My. Best. Hack. Evar.

So I swung by the old Alma Mater during a recent trip, and walked around the campus to indulge in a temporal fugue state for a bit. ("Nostalgia ain't what it used to be!") Memories came back -- mostly a lot of studying, leavened by occasional collegiate high jinks. For example, in the courtyard of my freshman dorm Risley Residential College, I was overjoyed to find the following evidence:





Let me explain.

Risley, like most of the buildings on campus, is heated from the central steam plant. As a Californian, this fascinated me. In particular, unlike conventional residential water heaters, the hot water never ran out! You could stay in the shower indefinitely.

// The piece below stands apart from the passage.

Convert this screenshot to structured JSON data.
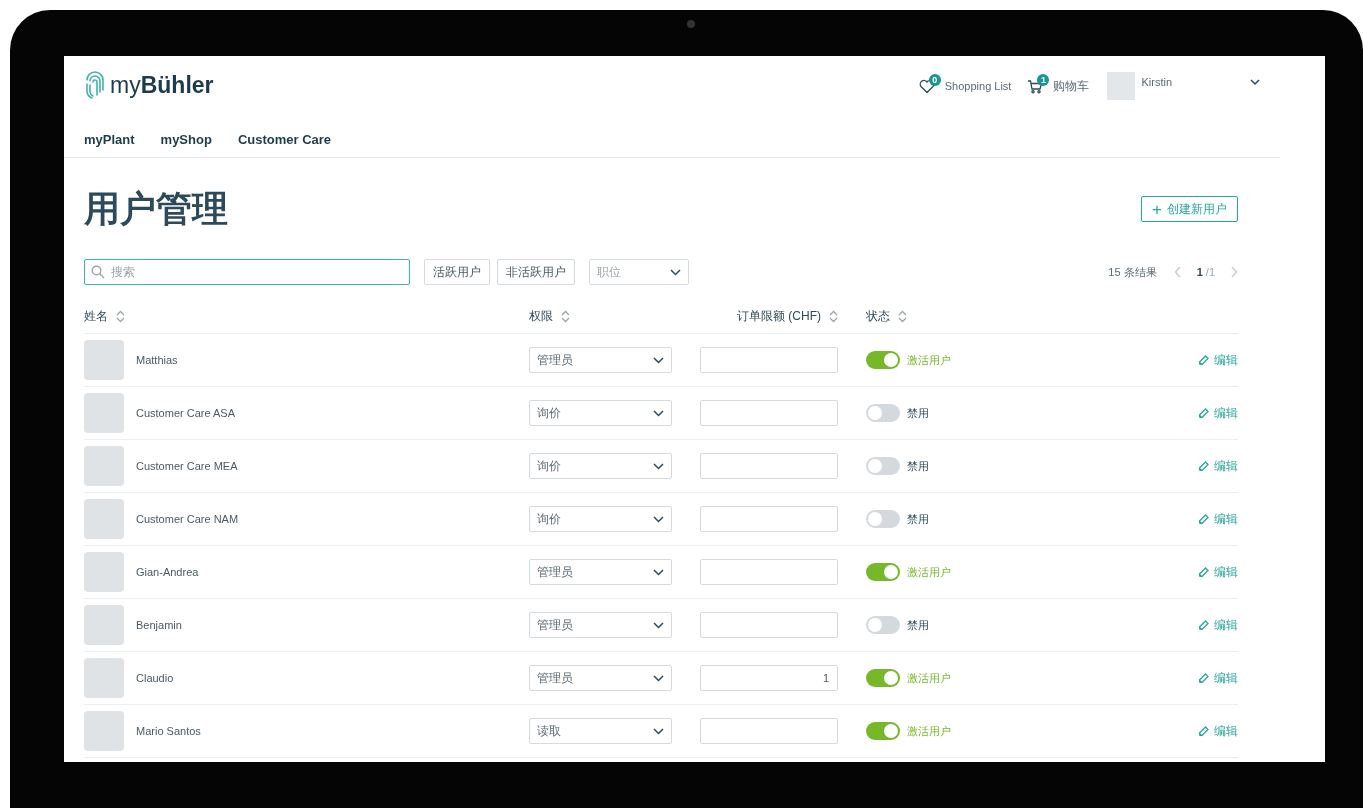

What bliss!

The other crucial ingredient: In the basement laundry room, there is a large industrial sink, and I noted that the faucet had both a hot water tap as well a male thread that would fit a hose.

One depressing night in the winter of (here I must guess) 1982, inspiration hit. I'm pretty sure it was my idea, but I definitely had co-conspirators, whose names have sadly evanesced from my memory with the passing decades. One of them had a car. We proceeded down to an all-night drugstore on Route 13. This being some time before computerized inventory control, we managed to obtain a capacious kiddie pool as well as a length of hose in the middle of winter. Put together, we managed to run hot water from the laundry room sink through the hose out a window to the kiddie pool, thus providing a cozy winter hot tub. I remember with great pleasure the steam rising over the snow, and the fetching company of as many Risloids as could physically fit in the pool, drinks in hand. Ah sweet college days!

Having met a Risloid of more recent vintage, I was absolutely ecstatic to learn that this activity continued well into the nineties. Evidence suggests that it even became clothing-optional (infogirl.org blog link, scroll to Jan 18). So to explain the picture above, it is a kiddie-pool-shaped depression in the Risley courtyard grass, precisely a hose-length from the laundry room window: evidence that the tradition continues today, nearly three decades later. I may not have many accomplishments in my life, but I'm extremely proud of this small one.